The Société française des traducteurs (SFT), a French union for professional translators and interpreters, has released a statement on the use of AI translation and GenAI.
The SFT published the statement in mid-June 2024, following a survey of members between November-December 2023, and now encourages all professionals — members and the unaffiliated alike — to share the statement. (The SFT reported 1,648 members as of June 2020.)
The statement acknowledges that the translation industry has already been impacted by major technological upheavals; namely, the introduction of neural machine translation (MT) in 2016. Since then, clients and language service providers (LSPs) alike have largely adopted this technology.
Still, the statement posits, that the output [of machine translation] remains unreadable in its raw state, and requires humans to correct it via post-editing: “But 70% of our member translators who responded to our survey considered PE (and by extension AI) a threat to their profession.”
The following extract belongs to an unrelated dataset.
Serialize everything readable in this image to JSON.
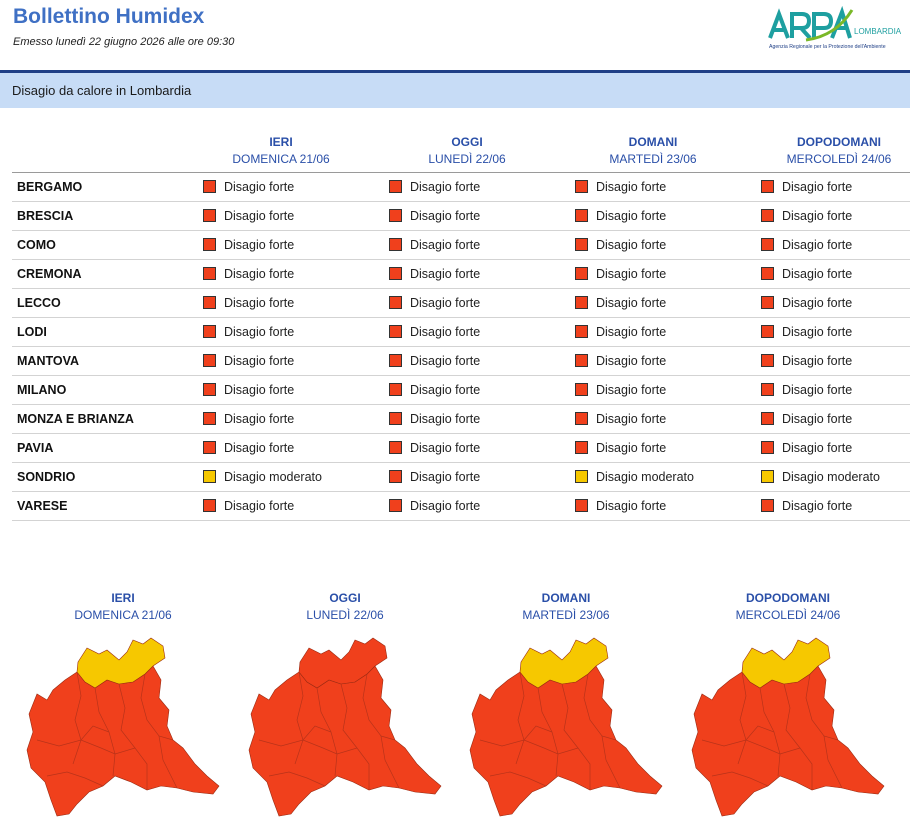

More specifically, the SFT calls for the respect of human expertise and strongly recommends against replacing human language experts with AI tools, particularly in high-stakes scenarios.
The statement zooms out beyond the language industry to call for greater transparency regarding the source of data used to train large language models (LLMs) and insists that translators should be considered the “creators” of translated content, vested with the corresponding rights to their final products.
This should also extend to translators’ and interpreters’ ability to benefit from LLM and AI services accordingly — an especially touchy subject among language professionals who say they have seen their rates decrease in recent years.
The SFT warns that unfettered access to AI tools, such as ChatGPT, could contribute to a drop in respect for language professionals, or else an “unchecked rush of translations that we are asked to enhance.”
This concern hints at a paradox: The SFT says that at the same time that university translation and interpreting programs struggle to attract students, a flood of AI-generated output will require a human in the loop to rework it.
“If GenAI is considered an assistant to support human expertise, we are not opposed to its integration in our practice,” the statement reads, “but in no case as a replacement for professionals, or without great oversight.”
The SFT explicitly calls on government bodies to set an example by prioritizing the use of human translators and interpreters for its own needs, and by withholding funds for projects mostly using GenAI.
While the SFT is based in France, the organization, founded in 1947, is also a founding member of the International Federation of Translators (FIT).
The SFT’s statement follows public takes by other groups, such as the European Council of Literary Translators’ Association, the UK’s Chartered Institute of Linguists, and the American Translators Association.
More recently, the Japan Association of Translators released a bilingual statement declaring AI translation “extremely unsuitable” for manga.